A huge fire tore through at least half of the Grande-Synthe migrant camp outside the northern French city of Dunkirk injuring at least ten.
Witnesses said the fire broke out following a row between Kurdish and Afghan migrants which left six with knife wounds, according to Daily Mail.
The camp was shelter to some 1,500 people by the end of March living in closely-packed wooden huts, hundreds of whom may now be homeless.
Local officials said the blaze had affected around 20 of the huts, each of which typically accommodates four people.
A massive plume of smoke rose from the camp into the night sky and was visible from several kilometres away.
"There is nothing left but a heap of ashes," Michel Lalande, prefect of France's Nord region, told reporters at the scene as firefighters continued to battle the flames.
"It will be impossible to put the huts back where they were before."
Lalande said the blaze had been started after a fight on Monday afternoon between Afghans and Kurds at the camp.
French officials had said in mid-March that security forces were planning to start dismantling the camp following clashes at the site.
The population of the Grande-Synthe camp has swelled since the destruction last October of the squalid "Jungle" camp near Calais, about 23 miles away.
Grande-Synthe was billed as the first camp opened with 'humanitarian standards' in March 2016.

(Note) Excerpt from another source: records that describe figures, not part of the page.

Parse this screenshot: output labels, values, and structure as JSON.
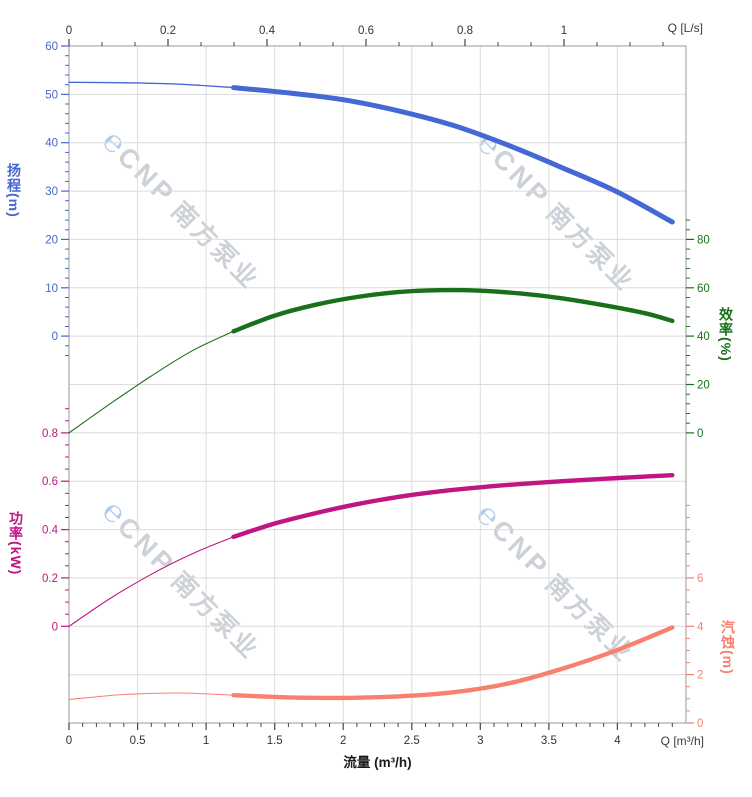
{
  "watermark": {
    "logo": "℮",
    "brand": "CNP",
    "name": "南方泵业"
  },
  "chart_data": {
    "type": "line",
    "title": "",
    "grid": true,
    "x_axis_bottom": {
      "label": "流量 (m³/h)",
      "corner_label": "Q [m³/h]",
      "domain": [
        0,
        4.5
      ],
      "major_ticks": [
        0,
        0.5,
        1,
        1.5,
        2,
        2.5,
        3,
        3.5,
        4
      ],
      "minor_div": 5,
      "minor_range": [
        0,
        4.4
      ],
      "tick_color": "#444444",
      "label_color": "#333333"
    },
    "x_axis_top": {
      "corner_label": "Q [L/s]",
      "domain": [
        0,
        1.2465
      ],
      "major_ticks": [
        0,
        0.2,
        0.4,
        0.6,
        0.8,
        1
      ],
      "minor_div": 3,
      "minor_range": [
        0,
        1.2
      ],
      "tick_color": "#444444",
      "label_color": "#333333"
    },
    "y_axes": [
      {
        "id": "head",
        "title": "扬程",
        "unit": "(m)",
        "side": "left",
        "color": "#4566cd",
        "domain": [
          60,
          -80
        ],
        "major_ticks": [
          60,
          50,
          40,
          30,
          20,
          10,
          0
        ],
        "minor_div": 5,
        "minor_range": [
          -4,
          60
        ]
      },
      {
        "id": "eff",
        "title": "效率",
        "unit": "(%)",
        "side": "right",
        "color": "#1a701a",
        "domain": [
          160,
          -120
        ],
        "major_ticks": [
          80,
          60,
          40,
          20,
          0
        ],
        "minor_div": 5,
        "minor_range": [
          0,
          88
        ]
      },
      {
        "id": "power",
        "title": "功率",
        "unit": "(kW)",
        "side": "left",
        "color": "#c01583",
        "domain": [
          2.4,
          -0.4
        ],
        "major_ticks": [
          0.8,
          0.6,
          0.4,
          0.2,
          0
        ],
        "minor_div": 4,
        "minor_range": [
          0,
          0.9
        ]
      },
      {
        "id": "npsh",
        "title": "汽蚀",
        "unit": "(m)",
        "side": "right",
        "color": "#f8806e",
        "domain": [
          28,
          0
        ],
        "major_ticks": [
          6,
          4,
          2,
          0
        ],
        "minor_div": 4,
        "minor_range": [
          0,
          9
        ]
      }
    ],
    "series": [
      {
        "name": "扬程 (Head)",
        "axis": "head",
        "color": "#4468d4",
        "thin_until": 1.2,
        "points": [
          [
            0,
            52.5
          ],
          [
            0.4,
            52.4
          ],
          [
            0.8,
            52.1
          ],
          [
            1.2,
            51.4
          ],
          [
            1.6,
            50.3
          ],
          [
            2,
            48.9
          ],
          [
            2.4,
            46.6
          ],
          [
            2.8,
            43.6
          ],
          [
            3.2,
            39.5
          ],
          [
            3.6,
            34.8
          ],
          [
            4,
            29.8
          ],
          [
            4.4,
            23.6
          ]
        ]
      },
      {
        "name": "效率 (Efficiency)",
        "axis": "eff",
        "color": "#1a701a",
        "thin_until": 1.2,
        "points": [
          [
            0,
            0
          ],
          [
            0.3,
            12
          ],
          [
            0.6,
            23.5
          ],
          [
            0.9,
            34
          ],
          [
            1.2,
            42
          ],
          [
            1.5,
            48.5
          ],
          [
            1.8,
            53
          ],
          [
            2.1,
            56.2
          ],
          [
            2.4,
            58.2
          ],
          [
            2.7,
            59
          ],
          [
            3,
            58.8
          ],
          [
            3.3,
            57.6
          ],
          [
            3.6,
            55.6
          ],
          [
            3.9,
            52.8
          ],
          [
            4.2,
            49.5
          ],
          [
            4.4,
            46.3
          ]
        ]
      },
      {
        "name": "功率 (Power)",
        "axis": "power",
        "color": "#c01583",
        "thin_until": 1.2,
        "points": [
          [
            0,
            0
          ],
          [
            0.3,
            0.115
          ],
          [
            0.6,
            0.215
          ],
          [
            0.9,
            0.3
          ],
          [
            1.2,
            0.37
          ],
          [
            1.5,
            0.425
          ],
          [
            1.8,
            0.468
          ],
          [
            2.1,
            0.505
          ],
          [
            2.4,
            0.535
          ],
          [
            2.7,
            0.558
          ],
          [
            3,
            0.575
          ],
          [
            3.3,
            0.589
          ],
          [
            3.6,
            0.6
          ],
          [
            3.9,
            0.61
          ],
          [
            4.2,
            0.619
          ],
          [
            4.4,
            0.625
          ]
        ]
      },
      {
        "name": "汽蚀 (NPSH)",
        "axis": "npsh",
        "color": "#f8806e",
        "thin_until": 1.2,
        "points": [
          [
            0,
            0.97
          ],
          [
            0.4,
            1.18
          ],
          [
            0.8,
            1.24
          ],
          [
            1.2,
            1.15
          ],
          [
            1.6,
            1.06
          ],
          [
            2,
            1.04
          ],
          [
            2.4,
            1.1
          ],
          [
            2.8,
            1.27
          ],
          [
            3.2,
            1.63
          ],
          [
            3.6,
            2.25
          ],
          [
            4,
            3.02
          ],
          [
            4.4,
            3.95
          ]
        ]
      }
    ]
  }
}
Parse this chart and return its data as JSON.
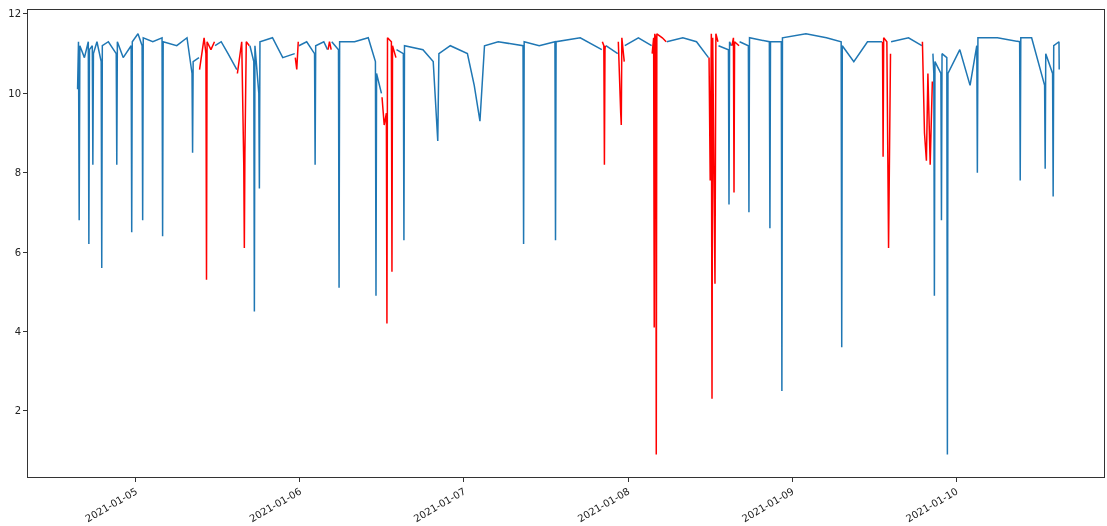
{
  "chart_data": {
    "type": "line",
    "xlim": [
      "2021-01-04T08:15",
      "2021-01-10T21:35"
    ],
    "ylim": [
      0.33,
      12.1
    ],
    "xticks": [
      "2021-01-05",
      "2021-01-06",
      "2021-01-07",
      "2021-01-08",
      "2021-01-09",
      "2021-01-10"
    ],
    "yticks": [
      2,
      4,
      6,
      8,
      10,
      12
    ],
    "marker": "none",
    "line_style": "solid",
    "series": [
      {
        "color": "#1f77b4",
        "x": [
          "2021-01-04T15:30",
          "2021-01-04T15:38",
          "2021-01-04T15:44",
          "2021-01-04T15:50",
          "2021-01-04T16:30",
          "2021-01-04T17:04",
          "2021-01-04T17:09",
          "2021-01-04T17:14",
          "2021-01-04T17:39",
          "2021-01-04T17:44",
          "2021-01-04T17:49",
          "2021-01-04T18:20",
          "2021-01-04T18:57",
          "2021-01-04T19:02",
          "2021-01-04T19:07",
          "2021-01-04T20:00",
          "2021-01-04T21:09",
          "2021-01-04T21:14",
          "2021-01-04T21:19",
          "2021-01-04T22:10",
          "2021-01-04T23:20",
          "2021-01-04T23:25",
          "2021-01-04T23:30",
          "2021-01-05T00:20",
          "2021-01-05T00:56",
          "2021-01-05T01:01",
          "2021-01-05T01:06",
          "2021-01-05T02:30",
          "2021-01-05T03:51",
          "2021-01-05T03:56",
          "2021-01-05T04:01",
          "2021-01-05T06:00",
          "2021-01-05T07:30",
          "2021-01-05T08:14",
          "2021-01-05T08:19",
          "2021-01-05T08:24",
          "2021-01-05T09:15",
          "2021-01-05T09:18",
          "2021-01-05T11:36",
          "2021-01-05T12:30",
          "2021-01-05T13:30",
          "2021-01-05T14:47",
          "2021-01-05T14:50",
          "2021-01-05T16:42",
          "2021-01-05T17:16",
          "2021-01-05T17:21",
          "2021-01-05T17:26",
          "2021-01-05T18:00",
          "2021-01-05T18:05",
          "2021-01-05T18:10",
          "2021-01-05T20:00",
          "2021-01-05T21:30",
          "2021-01-05T23:15",
          "2021-01-05T23:18",
          "2021-01-05T23:51",
          "2021-01-06T01:00",
          "2021-01-06T02:09",
          "2021-01-06T02:14",
          "2021-01-06T02:19",
          "2021-01-06T03:30",
          "2021-01-06T04:03",
          "2021-01-06T04:06",
          "2021-01-06T04:40",
          "2021-01-06T05:39",
          "2021-01-06T05:44",
          "2021-01-06T05:49",
          "2021-01-06T08:00",
          "2021-01-06T10:00",
          "2021-01-06T11:03",
          "2021-01-06T11:08",
          "2021-01-06T11:13",
          "2021-01-06T11:56",
          "2021-01-06T11:59",
          "2021-01-06T14:08",
          "2021-01-06T15:08",
          "2021-01-06T15:13",
          "2021-01-06T15:18",
          "2021-01-06T18:00",
          "2021-01-06T19:30",
          "2021-01-06T20:10",
          "2021-01-06T20:20",
          "2021-01-06T22:00",
          "2021-01-07T00:30",
          "2021-01-07T01:30",
          "2021-01-07T02:20",
          "2021-01-07T03:00",
          "2021-01-07T05:00",
          "2021-01-07T08:38",
          "2021-01-07T08:43",
          "2021-01-07T08:48",
          "2021-01-07T11:00",
          "2021-01-07T13:18",
          "2021-01-07T13:23",
          "2021-01-07T13:28",
          "2021-01-07T17:00",
          "2021-01-07T20:09",
          "2021-01-07T20:12",
          "2021-01-07T20:45",
          "2021-01-07T22:29",
          "2021-01-07T22:32",
          "2021-01-07T23:31",
          "2021-01-08T01:30",
          "2021-01-08T03:26",
          "2021-01-08T03:29",
          "2021-01-08T05:39",
          "2021-01-08T08:00",
          "2021-01-08T10:00",
          "2021-01-08T11:45",
          "2021-01-08T11:48",
          "2021-01-08T13:13",
          "2021-01-08T14:40",
          "2021-01-08T14:45",
          "2021-01-08T14:50",
          "2021-01-08T15:06",
          "2021-01-08T15:09",
          "2021-01-08T16:18",
          "2021-01-08T17:35",
          "2021-01-08T17:40",
          "2021-01-08T17:45",
          "2021-01-08T20:39",
          "2021-01-08T20:44",
          "2021-01-08T20:49",
          "2021-01-08T22:24",
          "2021-01-08T22:29",
          "2021-01-08T22:34",
          "2021-01-09T02:00",
          "2021-01-09T05:00",
          "2021-01-09T07:09",
          "2021-01-09T07:14",
          "2021-01-09T07:19",
          "2021-01-09T09:00",
          "2021-01-09T11:00",
          "2021-01-09T13:07",
          "2021-01-09T13:10",
          "2021-01-09T14:27",
          "2021-01-09T17:00",
          "2021-01-09T18:57",
          "2021-01-09T19:00",
          "2021-01-09T20:34",
          "2021-01-09T20:42",
          "2021-01-09T20:47",
          "2021-01-09T20:52",
          "2021-01-09T21:44",
          "2021-01-09T21:49",
          "2021-01-09T21:54",
          "2021-01-09T22:36",
          "2021-01-09T22:41",
          "2021-01-09T22:46",
          "2021-01-10T00:30",
          "2021-01-10T02:00",
          "2021-01-10T02:59",
          "2021-01-10T03:04",
          "2021-01-10T03:09",
          "2021-01-10T06:00",
          "2021-01-10T09:15",
          "2021-01-10T09:20",
          "2021-01-10T09:25",
          "2021-01-10T11:00",
          "2021-01-10T12:54",
          "2021-01-10T12:59",
          "2021-01-10T13:04",
          "2021-01-10T14:04",
          "2021-01-10T14:09",
          "2021-01-10T14:14",
          "2021-01-10T15:00",
          "2021-01-10T15:02"
        ],
        "values": [
          10.1,
          11.3,
          6.8,
          11.2,
          10.9,
          11.3,
          6.2,
          11.1,
          11.2,
          8.2,
          11.0,
          11.3,
          10.8,
          5.6,
          11.2,
          11.3,
          11.0,
          8.2,
          11.3,
          10.9,
          11.2,
          6.5,
          11.3,
          11.5,
          11.2,
          6.8,
          11.4,
          11.3,
          11.4,
          6.4,
          11.3,
          11.2,
          11.4,
          10.5,
          8.5,
          10.8,
          10.9,
          null,
          11.2,
          11.3,
          11.0,
          10.6,
          null,
          11.2,
          10.8,
          4.5,
          11.2,
          10.0,
          7.6,
          11.3,
          11.4,
          10.9,
          11.0,
          null,
          11.2,
          11.3,
          11.0,
          8.2,
          11.2,
          11.3,
          11.1,
          null,
          11.3,
          11.1,
          5.1,
          11.3,
          11.3,
          11.4,
          10.8,
          4.9,
          10.5,
          10.0,
          null,
          11.1,
          11.0,
          6.3,
          11.2,
          11.1,
          10.8,
          8.8,
          11.0,
          11.2,
          11.0,
          10.2,
          9.3,
          11.2,
          11.3,
          11.2,
          6.2,
          11.3,
          11.2,
          11.3,
          6.3,
          11.3,
          11.4,
          11.1,
          null,
          11.2,
          11.0,
          null,
          11.2,
          11.4,
          11.2,
          null,
          11.3,
          11.4,
          11.3,
          10.9,
          null,
          11.2,
          11.1,
          7.2,
          11.3,
          11.2,
          null,
          11.3,
          11.2,
          7.0,
          11.4,
          11.3,
          6.6,
          11.3,
          11.3,
          2.5,
          11.4,
          11.5,
          11.4,
          11.3,
          3.6,
          11.2,
          10.8,
          11.3,
          11.3,
          null,
          11.3,
          11.4,
          11.2,
          null,
          11.0,
          10.5,
          4.9,
          10.8,
          10.5,
          6.8,
          11.0,
          10.9,
          0.9,
          10.5,
          11.1,
          10.2,
          11.2,
          8.0,
          11.4,
          11.4,
          11.3,
          7.8,
          11.4,
          11.4,
          10.2,
          8.1,
          11.0,
          10.5,
          7.4,
          11.2,
          11.3,
          10.6
        ]
      },
      {
        "color": "#ff0000",
        "x": [
          "2021-01-05T09:20",
          "2021-01-05T10:00",
          "2021-01-05T10:16",
          "2021-01-05T10:21",
          "2021-01-05T10:26",
          "2021-01-05T11:00",
          "2021-01-05T11:31",
          "2021-01-05T11:33",
          "2021-01-05T14:52",
          "2021-01-05T15:30",
          "2021-01-05T15:48",
          "2021-01-05T15:53",
          "2021-01-05T15:58",
          "2021-01-05T16:10",
          "2021-01-05T16:37",
          "2021-01-05T16:39",
          "2021-01-05T23:20",
          "2021-01-05T23:33",
          "2021-01-05T23:46",
          "2021-01-05T23:48",
          "2021-01-06T04:08",
          "2021-01-06T04:20",
          "2021-01-06T04:35",
          "2021-01-06T04:37",
          "2021-01-06T12:01",
          "2021-01-06T12:20",
          "2021-01-06T12:39",
          "2021-01-06T12:44",
          "2021-01-06T12:49",
          "2021-01-06T13:23",
          "2021-01-06T13:28",
          "2021-01-06T13:33",
          "2021-01-06T14:03",
          "2021-01-06T14:05",
          "2021-01-07T20:14",
          "2021-01-07T20:27",
          "2021-01-07T20:32",
          "2021-01-07T20:37",
          "2021-01-07T20:40",
          "2021-01-07T20:42",
          "2021-01-07T22:34",
          "2021-01-07T22:55",
          "2021-01-07T23:00",
          "2021-01-07T23:05",
          "2021-01-07T23:26",
          "2021-01-07T23:28",
          "2021-01-08T03:31",
          "2021-01-08T03:44",
          "2021-01-08T03:49",
          "2021-01-08T03:54",
          "2021-01-08T04:02",
          "2021-01-08T04:07",
          "2021-01-08T04:12",
          "2021-01-08T05:00",
          "2021-01-08T05:34",
          "2021-01-08T05:36",
          "2021-01-08T11:50",
          "2021-01-08T12:00",
          "2021-01-08T12:10",
          "2021-01-08T12:16",
          "2021-01-08T12:22",
          "2021-01-08T12:42",
          "2021-01-08T12:50",
          "2021-01-08T13:08",
          "2021-01-08T13:10",
          "2021-01-08T15:11",
          "2021-01-08T15:24",
          "2021-01-08T15:29",
          "2021-01-08T15:34",
          "2021-01-08T16:13",
          "2021-01-08T16:15",
          "2021-01-09T13:12",
          "2021-01-09T13:17",
          "2021-01-09T13:22",
          "2021-01-09T13:50",
          "2021-01-09T14:05",
          "2021-01-09T14:22",
          "2021-01-09T14:24",
          "2021-01-09T19:02",
          "2021-01-09T19:20",
          "2021-01-09T19:37",
          "2021-01-09T19:50",
          "2021-01-09T20:10",
          "2021-01-09T20:29"
        ],
        "values": [
          10.6,
          11.4,
          11.0,
          5.3,
          11.3,
          11.1,
          11.3,
          null,
          10.5,
          11.3,
          8.2,
          6.1,
          8.5,
          11.3,
          11.2,
          null,
          10.9,
          10.6,
          11.3,
          null,
          11.1,
          11.3,
          11.1,
          null,
          9.9,
          9.2,
          9.5,
          4.2,
          11.4,
          11.3,
          5.5,
          11.2,
          10.9,
          null,
          11.3,
          11.2,
          8.2,
          11.1,
          11.2,
          null,
          11.3,
          9.5,
          9.2,
          11.4,
          10.8,
          null,
          11.0,
          11.4,
          4.1,
          11.5,
          11.4,
          0.9,
          11.5,
          11.4,
          11.3,
          null,
          10.9,
          7.8,
          11.5,
          2.3,
          11.4,
          5.2,
          11.5,
          11.3,
          null,
          11.2,
          11.4,
          7.5,
          11.3,
          11.2,
          null,
          11.3,
          8.4,
          11.4,
          11.3,
          6.1,
          11.0,
          null,
          11.3,
          9.0,
          8.3,
          10.5,
          8.2,
          10.3
        ]
      }
    ]
  }
}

It was meant to be a world away from the squalid mess of the former Jungle camp situated 23 miles away in Calais.
It was set up in a joint venture between the charity Doctors without Borders and the local Dunkirk authority at a cost of £2m.
For more than a decade France's northern coast has been a magnet for refugees and migrants trying to reach Britain, with French authorities repeatedly tearing down camps in the region.
Migrants gather along the northern coast in France seeking to break into trucks heading to Britain or pay smugglers to help them get across the Channel.
Following its official opening in March last year, Help for Refugees said: "We recognise this as a very positive and ground-breaking step taken by the local authority in Grande Synthe.
They have acknowledged the basic human rights of the people within the camp and are striving to restore dignity to those in need."
However, there have been several violent incidents at the Grande-Synthe camp, with police intervening last month after five men were injured in a fight.
While another man was stabbed in November.
"It's no longer just a question of re-establishing public order in the camp" said Bruno Le Roux, France's interior minister, during a hearing at the French Senate.
Adding that France should proceed with a "progressive dismantling of the camp which should start as soon as possible."